Hop-on, hop-off hiking
For those who are fit for hiking, there are several marked hiking trails for those who want to combine the Schafbergbahn with a hike. Depending if you are going up or down, hiking the Schafberg mountain takes 4-5 hours. And then there is, of course, possible to hop off the train along the way, at the Schafbergalpe station at 1363 meters altitude, after travelling about 25 minutes from the valley. You can hike to the top in 1-1 ½ hours. Or you continue on the train to the top for the last 10 minutes, as I did.
I went in early June and encountered long queues even though I arrived long before departure. I was lucky and got my window seat on the first available departure. That said, the trip is so popular that you probably won’t be able to get on the next train. Hence, for groups or families, you should book ahead.
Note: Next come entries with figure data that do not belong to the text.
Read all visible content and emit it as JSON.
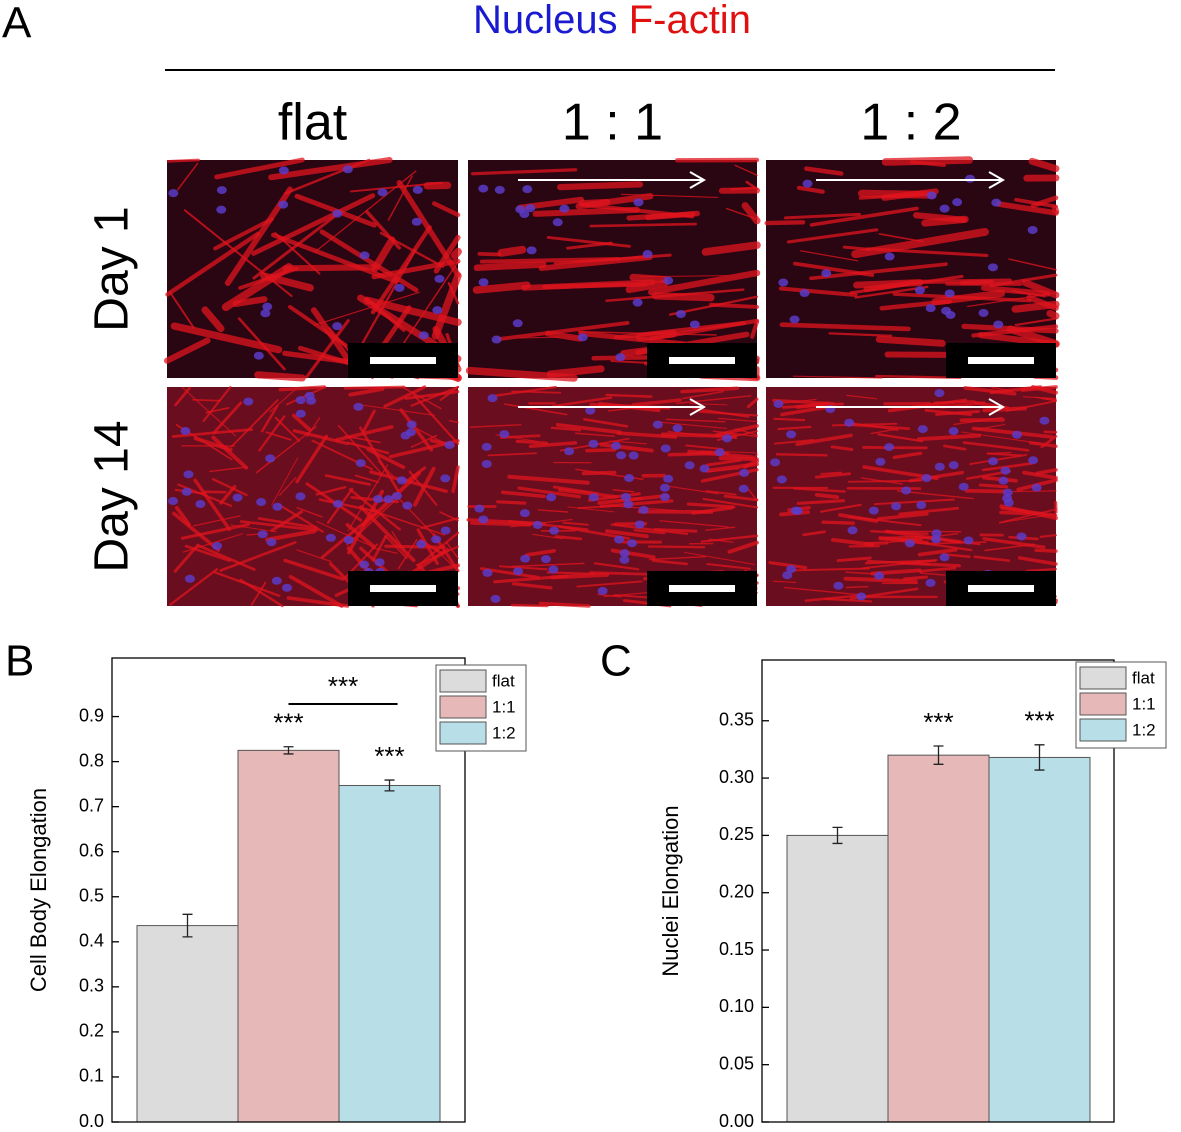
{
  "panel_a": {
    "label": "A",
    "title_nucleus": "Nucleus",
    "title_factin": "F-actin",
    "columns": [
      "flat",
      "1 : 1",
      "1 : 2"
    ],
    "rows": [
      "Day 1",
      "Day 14"
    ]
  },
  "chart_data": [
    {
      "type": "bar",
      "panel": "B",
      "ylabel": "Cell Body Elongation",
      "categories": [
        "flat",
        "1:1",
        "1:2"
      ],
      "values": [
        0.436,
        0.825,
        0.747
      ],
      "errors": [
        0.025,
        0.008,
        0.012
      ],
      "colors": [
        "#dcdcdc",
        "#e6b9b8",
        "#b8dfe8"
      ],
      "ylim": [
        0,
        1.03
      ],
      "yticks": [
        {
          "value": 0,
          "label": "0.0"
        },
        0.1,
        0.2,
        0.3,
        0.4,
        0.5,
        0.6,
        0.7,
        0.8,
        0.9
      ],
      "annotations": [
        "***",
        "***",
        "***"
      ]
    },
    {
      "type": "bar",
      "panel": "C",
      "ylabel": "Nuclei Elongation",
      "categories": [
        "flat",
        "1:1",
        "1:2"
      ],
      "values": [
        0.25,
        0.32,
        0.318
      ],
      "errors": [
        0.007,
        0.008,
        0.011
      ],
      "colors": [
        "#dcdcdc",
        "#e6b9b8",
        "#b8dfe8"
      ],
      "ylim": [
        0,
        0.403
      ],
      "yticks": [
        {
          "value": 0,
          "label": "0.00"
        },
        0.05,
        {
          "value": 0.1,
          "label": "0.10"
        },
        0.15,
        {
          "value": 0.2,
          "label": "0.20"
        },
        0.25,
        {
          "value": 0.3,
          "label": "0.30"
        },
        0.35
      ],
      "annotations": [
        "***",
        "***"
      ]
    }
  ]
}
If you are without a pre-booked ticket on a specific departure, you should notify the train staff when you intend to return to secure a seat when you arrive at the top. There is, of course, a more relaxed and stress-free option.
You can always stay at the Hotel Schafsbergpitze, Austria’s oldest mountain inn, initially in 1862. It is perched on the summit and is open from May to October. To enjoy a complete Wolfgangsee and Schafsberg experience, you can get combi tickets for the Schafbergbahn, hotel and lake cruise. Last but not least, don’t forget to stroll around lovely St. Wolfgang.